With the average age of the population on the rise, aortic heart valve replacement is being growingly requested. An expected 850,000 patients will need experience heart valve replacements in 2050. Researchers are anticipating such demand with a new alternative.
A group of scientists at ETH Zurich and the South African company Strait Access Technologies are working with 3-D printers in order to manufacture custom-made artificial heart valves, made out of silicone and created in just an hour.
Working with silicone valves means tailoring it more precisely to the patient. Researchers first determine the shape and size of the heart by using computer tomography or magnetic resonance imaging. Then, they can print a valve that is a perfect match to the heart chamber.
In order to avoid any problems with the implant, researchers create a digital model and a computer simulation with a set of images. Safety is also guaranteed by the material compatibility with the human body, as blood can flow normally through the artificial valve.

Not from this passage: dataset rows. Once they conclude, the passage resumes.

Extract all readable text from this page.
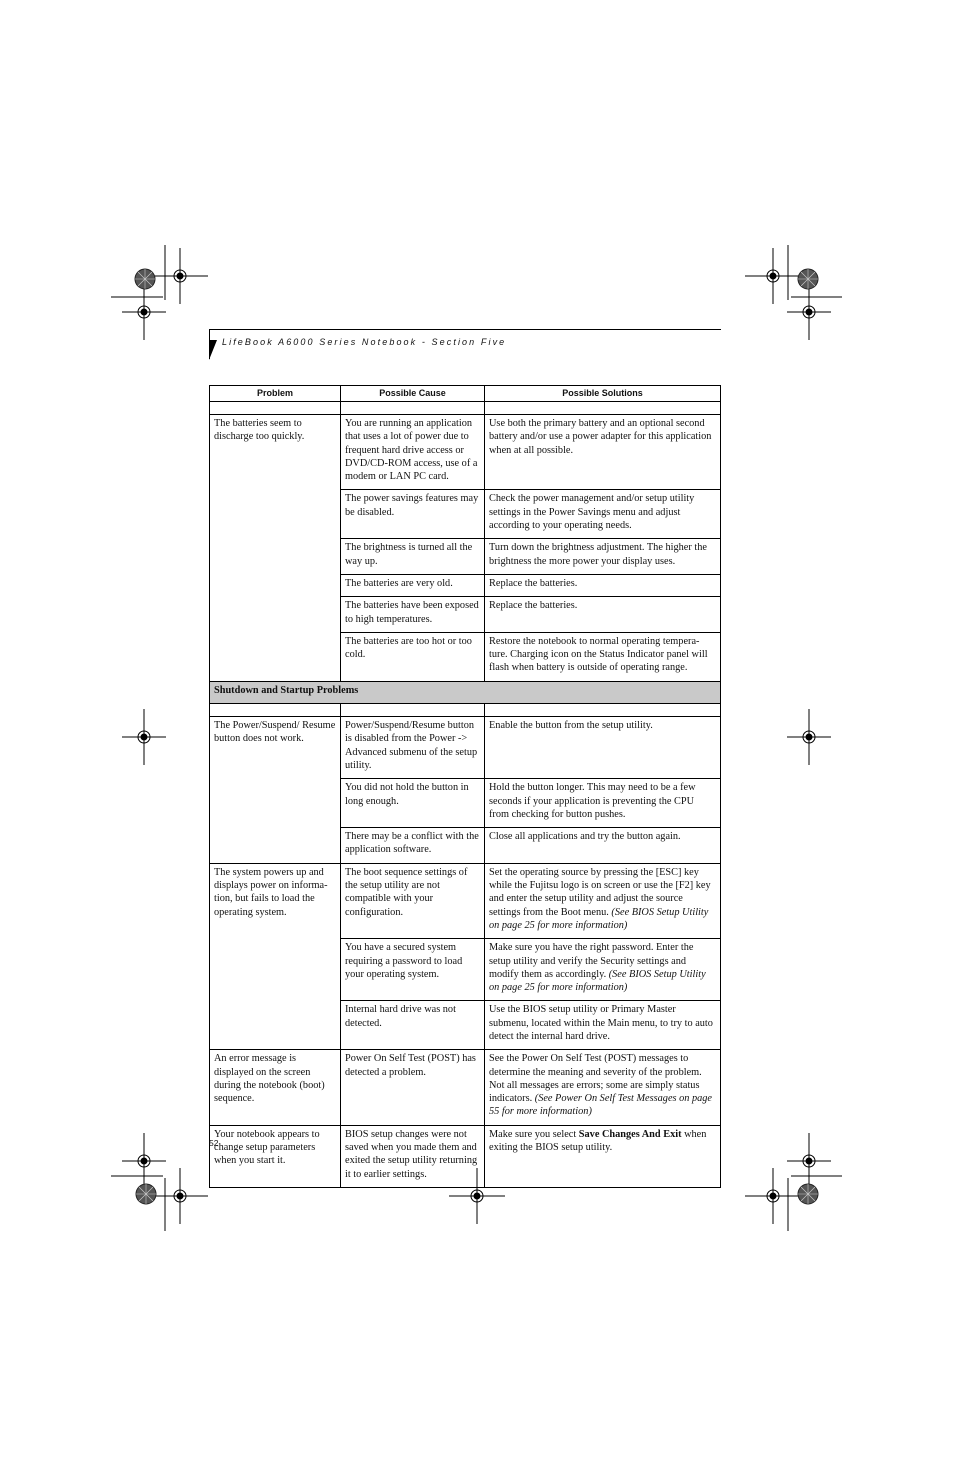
LifeBook A6000 Series Notebook - Section Five
Problem	Possible Cause	Possible Solutions

The batteries seem to discharge too quickly.	You are running an application that uses a lot of power due to frequent hard drive access or DVD/CD-ROM access, use of a modem or LAN PC card.	Use both the primary battery and an optional second battery and/or use a power adapter for this application when at all possible.
	The power savings features may be disabled.	Check the power management and/or setup utility settings in the Power Savings menu and adjust according to your operating needs.
	The brightness is turned all the way up.	Turn down the brightness adjustment. The higher the brightness the more power your display uses.
	The batteries are very old.	Replace the batteries.
	The batteries have been exposed to high temperatures.	Replace the batteries.
	The batteries are too hot or too cold.	Restore the notebook to normal operating tempera-ture. Charging icon on the Status Indicator panel will flash when battery is outside of operating range.
Shutdown and Startup Problems		

The Power/Suspend/ Resume button does not work.	Power/Suspend/Resume button is disabled from the Power -> Advanced submenu of the setup utility.	Enable the button from the setup utility.
	You did not hold the button in long enough.	Hold the button longer. This may need to be a few seconds if your application is preventing the CPU from checking for button pushes.
	There may be a conflict with the application software.	Close all applications and try the button again.
The system powers up and displays power on informa-tion, but fails to load the operating system.	The boot sequence settings of the setup utility are not compatible with your configuration.	Set the operating source by pressing the [ESC] key while the Fujitsu logo is on screen or use the [F2] key and enter the setup utility and adjust the source settings from the Boot menu. (See BIOS Setup Utility on page 25 for more information)
	You have a secured system requiring a password to load your operating system.	Make sure you have the right password. Enter the setup utility and verify the Security settings and modify them as accordingly. (See BIOS Setup Utility on page 25 for more information)
	Internal hard drive was not detected.	Use the BIOS setup utility or Primary Master submenu, located within the Main menu, to try to auto detect the internal hard drive.
An error message is displayed on the screen during the notebook (boot) sequence.	Power On Self Test (POST) has detected a problem.	See the Power On Self Test (POST) messages to determine the meaning and severity of the problem. Not all messages are errors; some are simply status indicators. (See Power On Self Test Messages on page 55 for more information)
Your notebook appears to change setup parameters when you start it.	BIOS setup changes were not saved when you made them and exited the setup utility returning it to earlier settings.	Make sure you select Save Changes And Exit when exiting the BIOS setup utility.
52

The new silicon valves would allow surgeons to stop using conventional implants, based on animal tissues or polymers combined with metal frames. They have a rigid shape and meant for patients the need to take life-long immunosuppressants to prevent the body from rejecting them.
“The replacement valves currently used are circular, but do not exactly match the shape of the aorta, which is different for each patient,” says Manuel Schaffner, one of the study’s lead authors and former doctoral student of André Studart, Professor for Complex Materials at ETH.
While the conventional valves take several days to be manufactured, the silicone ones can be done in about an hour thanks to the 3-D printers. Scientists need to create a negative impression of the valve, spraying the ink onto it. Then, a printer tough deposits silicone paste to print specific patterns on their surface.
Scientists expect to extend the life of the replacement valves to 10-15 years, which is how long current models last in patients before they need to be exchanged. Nevertheless, it would take at least 10 years before the new artificial valves come into clinical use, as they have to go through clinical trials first.
“It would be marvelous if we could one day produce heart valves that last an entire lifetime and possibly even grow along with the patient so that they could also be implanted in young people as well,” said Schaffner.
The study was published in the journal Matter.